Winnick then quoted from the study itself: “For the whole 5 hours of life, the fetus did not respire. Irregular gasping movements, twice a minute occurred in the middle of the experiment but there was not proper respiration. Once the profusion [pumping in of oxygenated blood] was stopped, however, the gasping respiratory efforts increased to 8 to 10 per minute…After stopping the circuit, the heart slowed, became irregular and eventually stopped…The fetus was quiet, making occasional stretching limb movements very much like the ones reported in other human work…[T]he fetus died 21 minutes after leaving the circuit.”
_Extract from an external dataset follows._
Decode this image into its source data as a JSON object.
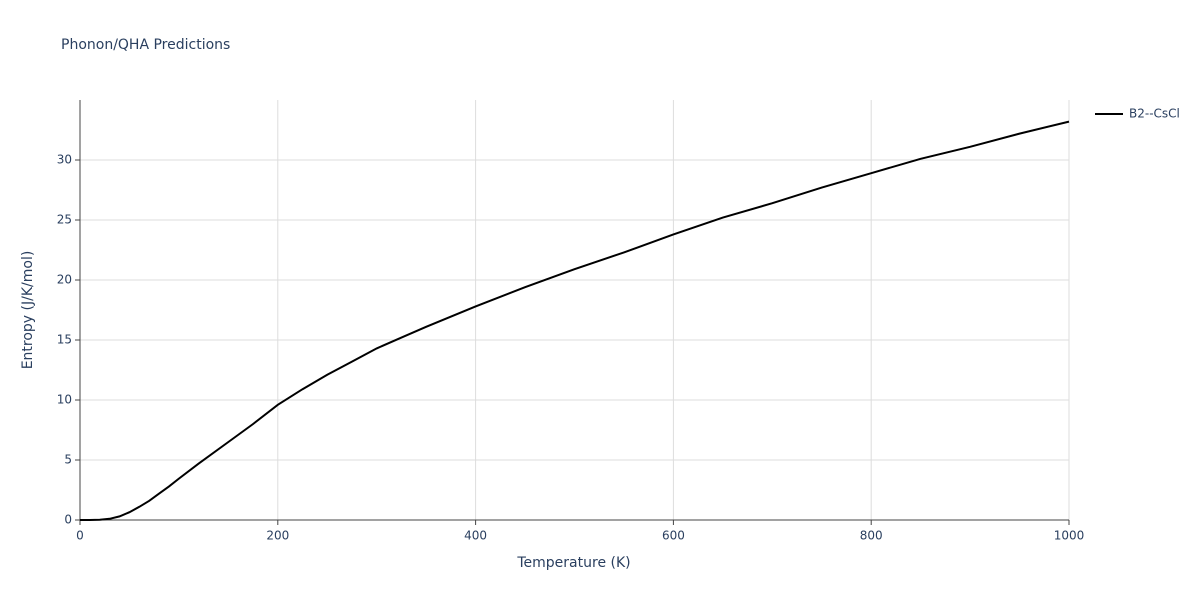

After these ghoulish experiments became known publicly, they were stopped by an outraged Congress–led by Senator Ted Kennedy, of all people–which prevented National Institutes of Health funding of such experiments.
But that was when the sanctity of life held greater sway. Would the country erupt in the same revulsion today at such experiments? I wonder.
Indeed, the ground is already being prepared to permit experiments on living fetuses to resume. For example, Vermont recently enacted a statute that states, “A fertilized egg, embryo, or fetus shall not have independent rights under Vermont law.” Again, this has nothing to do with abortion. That provision can only mean that any embryo or fetus can be put to any instrumental use whatsoever without legal consequence.
The time to decide whether we want to go down this utilitarian road should be before we actually get there, not when the ethical crisis is upon us and there is no time to think. At the very least, we need to enact a legally enforceable moratorium preventing live fetal experimentation to give the world time to sort out the ethics of pursuing such technologies in humans through democratic deliberation. Just floating along and letting “the scientists” decide the moral propriety of fetal farming simply will not do.